As explained in the Configurations page, we can provide a configuration file with a minimal set of configuration items to get the pipeline running. The only required configuration item is the input file for the SampleInfo
process. However, here we want to give the pipeline a different name and output directory to distinguish it from other runs with a different set of configurations.
The configuration file shall be in the TOML format. We can create a file named ImmunopipeMinimal.config.toml
with the following content:
name = "ImmunopipeMinimal"
outdir = "minimal"
[SampleInfo.in]
infile = [ "data/samples.txt" ]
Run the pipeline¶
The easiest way to run the pipeline is to run it within the docker container. We can use the following command to run the pipeline with the configuration file we just created:
docker run \
--rm -w /workdir -v .:/workdir \
justold/immunopipe:master \
@ImmunopipeMinimal.config.toml
singularity run \
--pwd /workdir -B .:/workdir,/tmp -c -e --writable-tmpfs \
docker://justold/immunopipe:master \
@ImmunopipeMinimal.config.toml
apptainer run \
--pwd /workdir -B .:/workdir,/tmp -c -e --unsquash --writable-tmpfs \
docker://justold/immunopipe:master \
@ImmunopipeMinimal.config.toml
Tip
docker
, singularity
and apptainer
commands map the current directory (.
) to the /workdir
directory in the container. To get the detailed directory structure in the container, please refer to the The directory structure in the container.
Tip
If you want to install and run the pipeline without docker, please refer to the Installation and Running the pipeline pages for more details.
Note
You need at least 16GB of memory to run the pipeline with the example dataset and minimal configuration.

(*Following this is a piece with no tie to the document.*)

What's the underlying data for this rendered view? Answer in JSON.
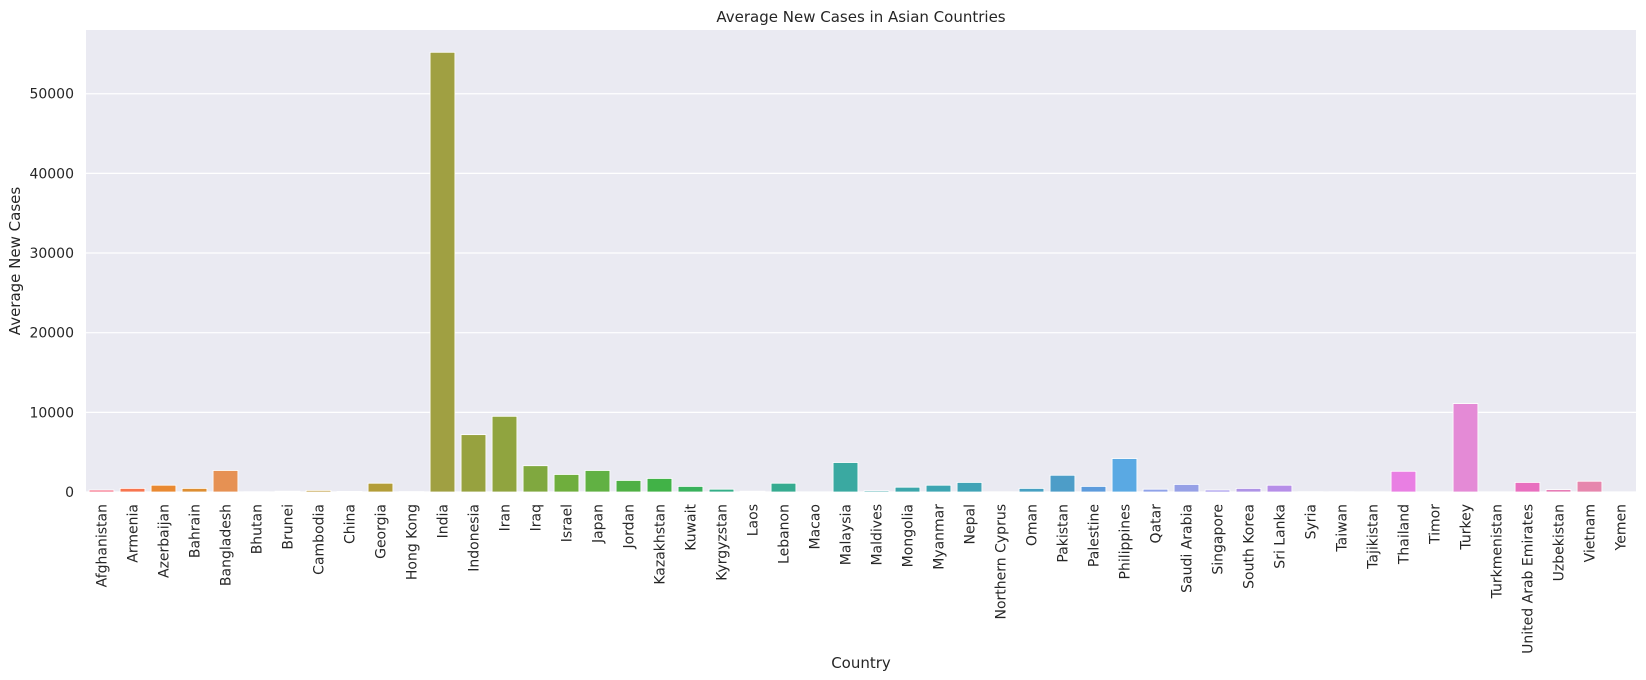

You may also need to decrease ncores
of some processes to avoid running out of memory. For example:
[SeuratClusteringOfAllCells.envs]
- ncores = 8
+ ncores = 4
Check the results¶
With that "minimal" configuration file, only a subset of the processes will be run. See also Enabling/Disabling processes. The results will be saved in the minimal
directory. You can also check the reports at minimal/REPORTS/index.html
with a web browser.
You can also visit the following link to see the reports of the pipeline we just ran:
http://imp.pwwang.com/minimal/REPORTS/index.html
Next steps¶
You may read through this documentation to learn more about the pipeline and how to configure it. There is also a configuration file, named Immunopipe.config.toml
in the example repository, with more processes enabled. You can use it to run the pipeline with the dataset prepared above. Check out the following link for the reports:
http://imp.pwwang.com/output/REPORTS/index.html
Note
The results provided by this example configuration files are for demonstration purpose only. They are not intended to be used for any scientific analysis.
You may also want to try other routes of the pipeline with the prepared data. These routes are defined in:
ImmunopipeMinimalNoTCR.config.toml
: The configuration for minimal analyses without scTCR-seq data.ImmunopipeMinimalSupervised.config.toml
: The configuration for minimal analyses with supervised clustering of T cells.ImmunopipeNoTCR.config.toml
: The configuration for full analyses without scTCR-seq data.ImmunopipeWSNoTCR.config.toml
: The configuration for full analyses without scTCR-seq data, but with selection of T cells.ImmunopipeSupervised.config.toml
: The configuration for full analyses with supervised clustering of T cells.
Also check out the gallery for more real-world examples.